U kunt de volgende parameters invoeren voor proxy-server-configuration:

Parameters Description
http_proxy HTTP-URL's voor proxyserver. Een voorbeeld-URL is:http://proxy.example.com:3128.
https_proxy HTTPS-URL's voor proxyserver. De server kan nog steeds een HTTP-adres gebruiken, zoals wordt weergegeven in dit voorbeeld: http://proxy.example.com:3128.
no_proxy URL's, die proxy kunnen omzeilen. Typische voorbeelden zijn localhost,127.0.0.1,.svc,10.0.0.0/8,172.16.0.0/12,192.168.0.0/16,100.0.0.0/8.
cert_file_path Selecteer het certificaatbestand dat wordt gebruikt om een vertrouwensrelatie met uw proxyserver tot stand te brengen. Een voorbeeld is: C:\Users\Palomino\proxycert.crt.

Hier volgt een voorbeeld van een opdracht:

az stack-hci-vm create --name $vmName --resource-group $resource_group --admin-username $userName --admin-password $password --computer-name $computerName --image $imageName --location $location --authentication-type all --nics $nicName --custom-location $customLocationID --hardware-profile memory-mb="8192" processors="4" --storage-path-id $storagePathId --proxy-configuration http_proxy="http://ubuntu:ubuntu@192.168.200.200:3128" https_proxy="http://ubuntu:ubuntu@192.168.200.200:3128" no_proxy="localhost,127.0.0.1,.svc,10.0.0.0/8,172.16.0.0/12,192.168.0.0/16,100.0.0.0/8,s-cluster.test.contoso.com" cert_file_path="C:\ClusterStorage\UserStorage_1\server.crt"

Voor proxyverificatie kunt u de gebruikersnaam en het wachtwoord als volgt in een URL doorgeven:"http://username:password@proxyserver.contoso.com:3128"

Beheerde identiteit gebruiken om Arc-VM's te verifiëren

Wanneer de Arc-VM's worden gemaakt op uw Lokale Azure-server via Azure CLI of Azure Portal, wordt er ook een door het systeem toegewezen beheerde identiteit gemaakt die de levensduur van de Arc-VM's duurt.

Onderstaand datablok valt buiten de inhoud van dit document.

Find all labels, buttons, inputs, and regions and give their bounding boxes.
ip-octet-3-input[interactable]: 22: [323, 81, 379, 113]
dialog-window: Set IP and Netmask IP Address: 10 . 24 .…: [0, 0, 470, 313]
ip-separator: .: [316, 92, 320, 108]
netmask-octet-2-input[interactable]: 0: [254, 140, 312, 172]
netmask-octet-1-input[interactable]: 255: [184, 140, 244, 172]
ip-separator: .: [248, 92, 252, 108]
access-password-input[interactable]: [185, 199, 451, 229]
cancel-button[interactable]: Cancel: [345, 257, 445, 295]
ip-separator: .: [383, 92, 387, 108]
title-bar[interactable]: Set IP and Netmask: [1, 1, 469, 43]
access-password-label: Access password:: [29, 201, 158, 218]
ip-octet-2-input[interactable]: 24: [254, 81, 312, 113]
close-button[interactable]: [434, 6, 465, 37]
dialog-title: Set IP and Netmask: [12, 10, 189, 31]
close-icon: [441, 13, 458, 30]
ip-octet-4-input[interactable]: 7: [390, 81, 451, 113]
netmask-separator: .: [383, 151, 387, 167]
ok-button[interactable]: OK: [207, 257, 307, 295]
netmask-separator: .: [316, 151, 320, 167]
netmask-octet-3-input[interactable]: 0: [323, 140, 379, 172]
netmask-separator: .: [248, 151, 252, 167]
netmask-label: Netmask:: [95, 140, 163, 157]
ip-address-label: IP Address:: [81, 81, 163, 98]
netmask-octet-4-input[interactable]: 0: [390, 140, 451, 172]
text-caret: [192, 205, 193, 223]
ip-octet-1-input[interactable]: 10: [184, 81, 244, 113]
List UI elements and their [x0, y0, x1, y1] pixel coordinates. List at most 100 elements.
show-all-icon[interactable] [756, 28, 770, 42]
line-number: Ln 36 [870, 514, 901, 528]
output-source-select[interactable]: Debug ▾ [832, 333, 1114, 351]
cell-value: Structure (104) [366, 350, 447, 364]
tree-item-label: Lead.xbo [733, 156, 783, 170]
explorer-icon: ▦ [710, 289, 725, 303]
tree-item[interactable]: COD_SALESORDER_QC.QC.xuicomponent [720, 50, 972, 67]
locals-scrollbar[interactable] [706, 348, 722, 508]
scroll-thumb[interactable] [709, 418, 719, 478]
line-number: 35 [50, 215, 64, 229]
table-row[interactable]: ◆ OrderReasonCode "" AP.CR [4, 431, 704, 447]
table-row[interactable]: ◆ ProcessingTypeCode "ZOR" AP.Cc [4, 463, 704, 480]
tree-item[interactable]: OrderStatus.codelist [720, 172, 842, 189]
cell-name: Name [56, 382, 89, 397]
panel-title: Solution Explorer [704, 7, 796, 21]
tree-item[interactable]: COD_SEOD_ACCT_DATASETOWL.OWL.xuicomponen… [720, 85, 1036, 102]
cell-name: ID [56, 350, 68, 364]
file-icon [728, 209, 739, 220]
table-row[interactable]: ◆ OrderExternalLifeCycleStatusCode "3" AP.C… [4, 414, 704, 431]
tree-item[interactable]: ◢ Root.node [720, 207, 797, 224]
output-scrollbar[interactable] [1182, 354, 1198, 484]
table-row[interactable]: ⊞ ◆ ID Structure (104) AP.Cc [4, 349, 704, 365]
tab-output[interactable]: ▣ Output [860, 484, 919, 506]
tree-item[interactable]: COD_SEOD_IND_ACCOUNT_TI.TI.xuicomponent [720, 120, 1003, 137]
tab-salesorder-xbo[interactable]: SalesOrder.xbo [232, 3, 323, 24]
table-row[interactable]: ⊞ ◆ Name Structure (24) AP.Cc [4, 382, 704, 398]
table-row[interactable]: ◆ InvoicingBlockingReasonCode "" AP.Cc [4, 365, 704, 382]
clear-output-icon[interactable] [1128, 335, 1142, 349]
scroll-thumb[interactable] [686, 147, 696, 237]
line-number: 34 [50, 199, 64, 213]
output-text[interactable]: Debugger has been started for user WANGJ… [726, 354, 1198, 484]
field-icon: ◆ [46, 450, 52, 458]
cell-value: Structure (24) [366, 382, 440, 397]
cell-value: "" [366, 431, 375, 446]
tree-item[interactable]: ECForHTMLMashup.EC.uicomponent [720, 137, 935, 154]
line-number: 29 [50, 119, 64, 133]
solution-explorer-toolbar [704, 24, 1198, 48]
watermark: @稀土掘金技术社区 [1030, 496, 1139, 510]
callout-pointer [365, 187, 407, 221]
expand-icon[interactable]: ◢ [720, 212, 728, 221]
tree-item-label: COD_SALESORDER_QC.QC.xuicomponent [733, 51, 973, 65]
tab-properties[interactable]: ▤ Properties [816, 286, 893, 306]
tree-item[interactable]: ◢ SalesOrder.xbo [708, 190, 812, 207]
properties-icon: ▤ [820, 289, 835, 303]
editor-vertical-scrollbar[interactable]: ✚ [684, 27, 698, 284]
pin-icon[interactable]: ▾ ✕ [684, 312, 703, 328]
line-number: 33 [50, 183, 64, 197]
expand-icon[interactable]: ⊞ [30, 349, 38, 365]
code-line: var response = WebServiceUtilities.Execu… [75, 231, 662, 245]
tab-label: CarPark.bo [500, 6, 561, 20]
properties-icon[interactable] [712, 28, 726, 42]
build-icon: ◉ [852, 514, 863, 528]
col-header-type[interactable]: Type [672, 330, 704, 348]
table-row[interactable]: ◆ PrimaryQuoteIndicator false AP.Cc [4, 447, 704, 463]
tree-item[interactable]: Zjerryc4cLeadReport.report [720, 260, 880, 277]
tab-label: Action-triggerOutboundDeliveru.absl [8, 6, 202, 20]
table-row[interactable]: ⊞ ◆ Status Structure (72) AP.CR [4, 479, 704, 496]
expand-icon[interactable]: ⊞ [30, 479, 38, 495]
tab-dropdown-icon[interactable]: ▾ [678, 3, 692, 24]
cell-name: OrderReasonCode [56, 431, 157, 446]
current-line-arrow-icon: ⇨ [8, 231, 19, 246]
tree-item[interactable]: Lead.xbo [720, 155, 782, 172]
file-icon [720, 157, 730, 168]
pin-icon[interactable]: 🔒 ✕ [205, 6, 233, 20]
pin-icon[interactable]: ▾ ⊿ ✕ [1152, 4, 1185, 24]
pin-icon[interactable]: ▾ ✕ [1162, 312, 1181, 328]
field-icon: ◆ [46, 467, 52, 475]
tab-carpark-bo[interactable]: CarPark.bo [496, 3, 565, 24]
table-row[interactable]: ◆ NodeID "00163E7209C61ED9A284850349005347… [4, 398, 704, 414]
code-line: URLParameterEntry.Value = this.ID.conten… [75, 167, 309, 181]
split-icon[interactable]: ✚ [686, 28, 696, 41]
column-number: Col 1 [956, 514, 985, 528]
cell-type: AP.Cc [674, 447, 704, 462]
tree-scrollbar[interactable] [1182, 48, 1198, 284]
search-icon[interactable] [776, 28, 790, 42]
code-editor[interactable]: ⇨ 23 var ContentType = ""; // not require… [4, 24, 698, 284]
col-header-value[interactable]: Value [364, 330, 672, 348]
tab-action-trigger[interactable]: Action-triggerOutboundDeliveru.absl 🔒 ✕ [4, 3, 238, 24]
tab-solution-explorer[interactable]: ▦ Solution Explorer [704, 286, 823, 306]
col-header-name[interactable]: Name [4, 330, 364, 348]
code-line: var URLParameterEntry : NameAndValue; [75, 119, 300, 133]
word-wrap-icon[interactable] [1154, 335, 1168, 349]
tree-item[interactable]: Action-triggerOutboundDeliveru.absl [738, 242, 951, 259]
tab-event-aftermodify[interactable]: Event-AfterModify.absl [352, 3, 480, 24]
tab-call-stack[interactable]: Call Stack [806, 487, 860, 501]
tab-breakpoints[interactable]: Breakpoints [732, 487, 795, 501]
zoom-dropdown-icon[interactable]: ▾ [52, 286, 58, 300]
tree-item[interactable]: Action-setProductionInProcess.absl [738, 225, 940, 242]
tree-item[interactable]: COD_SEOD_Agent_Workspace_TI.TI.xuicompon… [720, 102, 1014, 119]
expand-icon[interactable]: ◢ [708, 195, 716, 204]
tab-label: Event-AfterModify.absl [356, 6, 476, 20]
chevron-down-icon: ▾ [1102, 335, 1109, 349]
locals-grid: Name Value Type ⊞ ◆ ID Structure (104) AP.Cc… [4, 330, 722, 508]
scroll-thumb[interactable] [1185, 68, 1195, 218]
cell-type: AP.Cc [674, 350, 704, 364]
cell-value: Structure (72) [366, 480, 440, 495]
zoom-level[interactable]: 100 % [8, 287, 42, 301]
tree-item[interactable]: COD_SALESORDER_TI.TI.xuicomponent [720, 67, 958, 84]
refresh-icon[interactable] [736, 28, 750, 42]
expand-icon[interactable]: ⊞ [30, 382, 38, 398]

De Arc-VM's op Azure Local zijn uitgebreid van servers met Arc en kunnen door het systeem toegewezen beheerde identiteit gebruiken voor toegang tot andere Azure-resources die ondersteuning bieden voor verificatie op basis van Microsoft Entra ID. De Arc-VM's kunnen bijvoorbeeld een door het systeem toegewezen beheerde identiteit gebruiken voor toegang tot Azure Key Vault.

Zie door het systeem toegewezen beheerde identiteiten en verifiëren voor Azure-resources met servers met Azure Arc voor meer informatie.